Smith, however, added Thursday that he was “1,000 percent” sure that the bullet did not hit either of them. Smith and McCoy did not respond to The Daily Beast’s request for comment.
For its part, the South Carolina Law Enforcement Division has been consistently vague about what happened that day. In an arrest affidavit, authorities say “Murdaugh supplied Mr. Smith with a firearm and directed Mr.
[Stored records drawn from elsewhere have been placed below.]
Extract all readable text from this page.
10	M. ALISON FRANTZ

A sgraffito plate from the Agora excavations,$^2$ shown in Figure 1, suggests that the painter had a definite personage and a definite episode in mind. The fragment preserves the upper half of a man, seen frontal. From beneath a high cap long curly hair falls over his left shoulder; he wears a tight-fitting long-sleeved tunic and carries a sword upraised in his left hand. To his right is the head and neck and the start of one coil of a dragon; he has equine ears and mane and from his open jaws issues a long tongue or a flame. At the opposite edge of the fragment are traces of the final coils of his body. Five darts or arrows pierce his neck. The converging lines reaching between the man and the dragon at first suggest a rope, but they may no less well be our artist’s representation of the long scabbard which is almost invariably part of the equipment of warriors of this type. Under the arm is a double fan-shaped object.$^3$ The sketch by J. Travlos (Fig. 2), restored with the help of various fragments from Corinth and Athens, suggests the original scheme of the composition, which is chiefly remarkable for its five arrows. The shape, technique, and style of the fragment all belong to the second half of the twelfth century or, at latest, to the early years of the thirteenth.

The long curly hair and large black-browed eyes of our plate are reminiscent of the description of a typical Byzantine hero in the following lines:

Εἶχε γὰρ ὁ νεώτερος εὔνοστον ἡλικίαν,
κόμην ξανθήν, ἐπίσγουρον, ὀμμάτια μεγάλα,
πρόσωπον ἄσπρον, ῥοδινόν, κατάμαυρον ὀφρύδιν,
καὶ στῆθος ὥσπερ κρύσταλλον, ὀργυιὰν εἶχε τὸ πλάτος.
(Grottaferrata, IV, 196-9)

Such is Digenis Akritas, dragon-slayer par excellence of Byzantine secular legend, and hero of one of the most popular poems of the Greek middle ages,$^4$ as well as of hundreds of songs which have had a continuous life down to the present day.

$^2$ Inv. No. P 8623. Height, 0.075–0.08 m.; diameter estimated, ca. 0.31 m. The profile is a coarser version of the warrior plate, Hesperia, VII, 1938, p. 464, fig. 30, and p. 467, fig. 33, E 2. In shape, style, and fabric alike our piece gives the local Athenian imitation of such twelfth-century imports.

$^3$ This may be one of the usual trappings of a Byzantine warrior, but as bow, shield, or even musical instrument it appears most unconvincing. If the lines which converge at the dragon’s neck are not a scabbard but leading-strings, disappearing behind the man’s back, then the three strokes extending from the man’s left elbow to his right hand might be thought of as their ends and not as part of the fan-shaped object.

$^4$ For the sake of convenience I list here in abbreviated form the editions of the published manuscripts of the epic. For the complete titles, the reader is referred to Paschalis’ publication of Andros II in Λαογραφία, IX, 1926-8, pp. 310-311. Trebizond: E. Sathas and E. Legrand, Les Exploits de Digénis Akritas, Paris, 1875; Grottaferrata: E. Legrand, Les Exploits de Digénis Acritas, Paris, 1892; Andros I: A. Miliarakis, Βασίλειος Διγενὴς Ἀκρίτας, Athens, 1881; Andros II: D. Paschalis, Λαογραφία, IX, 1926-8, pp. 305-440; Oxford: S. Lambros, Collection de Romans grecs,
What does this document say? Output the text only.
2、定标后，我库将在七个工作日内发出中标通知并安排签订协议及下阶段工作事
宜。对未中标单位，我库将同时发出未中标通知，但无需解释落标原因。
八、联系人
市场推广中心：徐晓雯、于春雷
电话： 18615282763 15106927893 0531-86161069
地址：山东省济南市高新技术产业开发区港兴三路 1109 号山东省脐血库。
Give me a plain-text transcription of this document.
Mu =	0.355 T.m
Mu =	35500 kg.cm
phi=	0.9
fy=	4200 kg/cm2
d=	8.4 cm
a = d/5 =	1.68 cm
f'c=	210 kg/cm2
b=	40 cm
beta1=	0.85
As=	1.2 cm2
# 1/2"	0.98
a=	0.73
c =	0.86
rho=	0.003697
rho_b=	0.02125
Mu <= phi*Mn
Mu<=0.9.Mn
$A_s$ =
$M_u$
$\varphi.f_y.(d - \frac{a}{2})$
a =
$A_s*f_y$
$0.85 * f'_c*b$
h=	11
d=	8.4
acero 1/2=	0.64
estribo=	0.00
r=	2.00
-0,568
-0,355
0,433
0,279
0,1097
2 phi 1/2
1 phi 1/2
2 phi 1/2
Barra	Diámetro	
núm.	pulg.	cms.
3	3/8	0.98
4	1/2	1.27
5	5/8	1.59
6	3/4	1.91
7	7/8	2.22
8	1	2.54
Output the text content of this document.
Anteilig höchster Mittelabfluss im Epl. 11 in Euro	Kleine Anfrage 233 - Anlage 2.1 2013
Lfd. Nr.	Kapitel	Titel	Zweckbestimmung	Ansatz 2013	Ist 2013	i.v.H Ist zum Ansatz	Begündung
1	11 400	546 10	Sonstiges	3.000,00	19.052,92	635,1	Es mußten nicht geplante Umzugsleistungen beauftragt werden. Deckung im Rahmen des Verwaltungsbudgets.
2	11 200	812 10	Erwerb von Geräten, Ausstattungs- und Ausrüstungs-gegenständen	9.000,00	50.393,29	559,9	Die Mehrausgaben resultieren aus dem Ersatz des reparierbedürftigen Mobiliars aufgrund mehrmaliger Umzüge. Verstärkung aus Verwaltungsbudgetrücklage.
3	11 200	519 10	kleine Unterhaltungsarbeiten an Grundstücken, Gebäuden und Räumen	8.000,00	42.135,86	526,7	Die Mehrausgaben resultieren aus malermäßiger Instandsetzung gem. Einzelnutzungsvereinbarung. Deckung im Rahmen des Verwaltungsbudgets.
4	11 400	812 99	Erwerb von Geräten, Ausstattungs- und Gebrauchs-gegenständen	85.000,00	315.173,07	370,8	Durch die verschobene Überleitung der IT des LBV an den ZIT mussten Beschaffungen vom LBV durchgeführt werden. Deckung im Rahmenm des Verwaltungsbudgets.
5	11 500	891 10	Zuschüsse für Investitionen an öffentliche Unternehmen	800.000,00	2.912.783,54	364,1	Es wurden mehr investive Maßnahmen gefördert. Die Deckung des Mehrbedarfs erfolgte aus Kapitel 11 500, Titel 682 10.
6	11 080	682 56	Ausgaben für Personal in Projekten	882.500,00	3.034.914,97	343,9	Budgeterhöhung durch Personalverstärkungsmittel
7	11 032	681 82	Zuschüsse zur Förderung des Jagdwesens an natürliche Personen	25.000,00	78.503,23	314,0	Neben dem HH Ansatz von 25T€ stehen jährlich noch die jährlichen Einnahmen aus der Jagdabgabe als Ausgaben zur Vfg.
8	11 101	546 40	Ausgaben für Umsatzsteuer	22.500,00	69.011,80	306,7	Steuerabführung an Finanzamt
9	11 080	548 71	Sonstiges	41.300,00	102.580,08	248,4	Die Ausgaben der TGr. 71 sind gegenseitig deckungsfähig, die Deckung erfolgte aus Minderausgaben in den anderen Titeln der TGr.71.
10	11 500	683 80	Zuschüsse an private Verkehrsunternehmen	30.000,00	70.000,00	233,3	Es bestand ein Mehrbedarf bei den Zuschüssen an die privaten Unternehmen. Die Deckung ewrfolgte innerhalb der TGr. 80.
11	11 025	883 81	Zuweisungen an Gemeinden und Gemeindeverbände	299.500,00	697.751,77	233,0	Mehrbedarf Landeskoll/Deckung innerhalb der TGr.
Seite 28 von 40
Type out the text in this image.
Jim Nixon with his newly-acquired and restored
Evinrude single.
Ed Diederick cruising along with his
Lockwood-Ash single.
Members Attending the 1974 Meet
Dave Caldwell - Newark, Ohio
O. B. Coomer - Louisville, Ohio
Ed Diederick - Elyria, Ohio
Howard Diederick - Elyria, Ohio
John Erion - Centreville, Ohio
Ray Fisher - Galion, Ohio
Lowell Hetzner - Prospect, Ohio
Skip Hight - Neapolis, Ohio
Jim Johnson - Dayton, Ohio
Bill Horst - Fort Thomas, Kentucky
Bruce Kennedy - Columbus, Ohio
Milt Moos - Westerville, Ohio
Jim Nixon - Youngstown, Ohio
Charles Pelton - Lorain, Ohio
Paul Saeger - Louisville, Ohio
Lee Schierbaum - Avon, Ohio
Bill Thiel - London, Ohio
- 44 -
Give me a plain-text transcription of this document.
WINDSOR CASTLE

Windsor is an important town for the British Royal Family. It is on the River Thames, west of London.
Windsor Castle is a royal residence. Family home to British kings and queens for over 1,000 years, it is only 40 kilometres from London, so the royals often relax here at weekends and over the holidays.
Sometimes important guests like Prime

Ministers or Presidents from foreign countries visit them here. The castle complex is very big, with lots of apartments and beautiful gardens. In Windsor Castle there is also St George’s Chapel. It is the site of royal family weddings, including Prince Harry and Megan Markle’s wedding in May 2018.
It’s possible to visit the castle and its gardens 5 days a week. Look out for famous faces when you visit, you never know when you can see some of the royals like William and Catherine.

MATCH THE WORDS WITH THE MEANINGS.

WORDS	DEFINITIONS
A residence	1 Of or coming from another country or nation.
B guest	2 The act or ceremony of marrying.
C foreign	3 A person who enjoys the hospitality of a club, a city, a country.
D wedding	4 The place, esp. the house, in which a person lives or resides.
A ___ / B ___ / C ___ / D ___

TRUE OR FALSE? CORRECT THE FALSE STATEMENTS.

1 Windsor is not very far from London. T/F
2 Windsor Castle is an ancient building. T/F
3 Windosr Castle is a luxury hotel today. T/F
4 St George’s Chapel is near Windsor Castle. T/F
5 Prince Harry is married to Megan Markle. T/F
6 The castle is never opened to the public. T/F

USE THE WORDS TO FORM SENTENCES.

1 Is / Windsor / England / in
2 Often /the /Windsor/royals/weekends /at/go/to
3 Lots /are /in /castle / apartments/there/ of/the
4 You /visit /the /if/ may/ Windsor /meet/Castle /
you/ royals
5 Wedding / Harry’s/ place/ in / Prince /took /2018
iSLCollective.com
Smith shot him in the head,” but do not go into detail as to whether the latter complied with Murdaugh's request or about the injuries that were sustained in the incident.
The affidavit also indicates that Murdaugh confessed to the scheme and named Smith as the shooter—prompting the latter to admit to getting rid of the gun. Smith, who has denied he was Murdaugh’s drug dealer, was also charged with the distribution of methamphetamine and possession of marijuana last month.
“According to Alex, he met with Smith—Smith was his longtime drug dealer. He met with Smith on the side of the road, gave him the gun, and said, ‘I’m going to look like I broke down, drive by and shoot me’ which is exactly what Smith did,” Harpootlian said Friday. “Unfortunately, or fortunately, Smith’s bullet did not penetrate his skull.”
Hospital records state that Murdaugh was found “sitting semi-upright” and alert when he arrived at the Savannah facility and his bleeding was “controlled via the already placed gauze wrapping” on his head. He was admitted around 1:30 p.m. Sept. 4 and was deemed to be in critical-life threatening condition at the time.
Since the shooting—and the shocking admission the incident was a botched attempt to secure $10 million in insurance money—Murdaugh has only continued to sink deeper into legal hot water. The lawyer has since been accused of embezzling millions from his former law firm and clients, been identified as a person of interest in his wife and son’s June murder, and put in a rehab facility for his opioid addiction.
On Thursday, Murdaugh was dragged from his Orlando rehab to be hit with new felony charges alleging he stole millions from a wrongful-death settlement meant for the sons of his former housekeeper. Murdaugh is now awaiting extradition back to South Carolina.
“Obviously, the financial issue is something he regrets. He is going to try to right every wrong, financial wrong… he is reconciled to the fact he is going to prison,” Harpootlian said. “He understands that. He is a lawyer—he gets it.”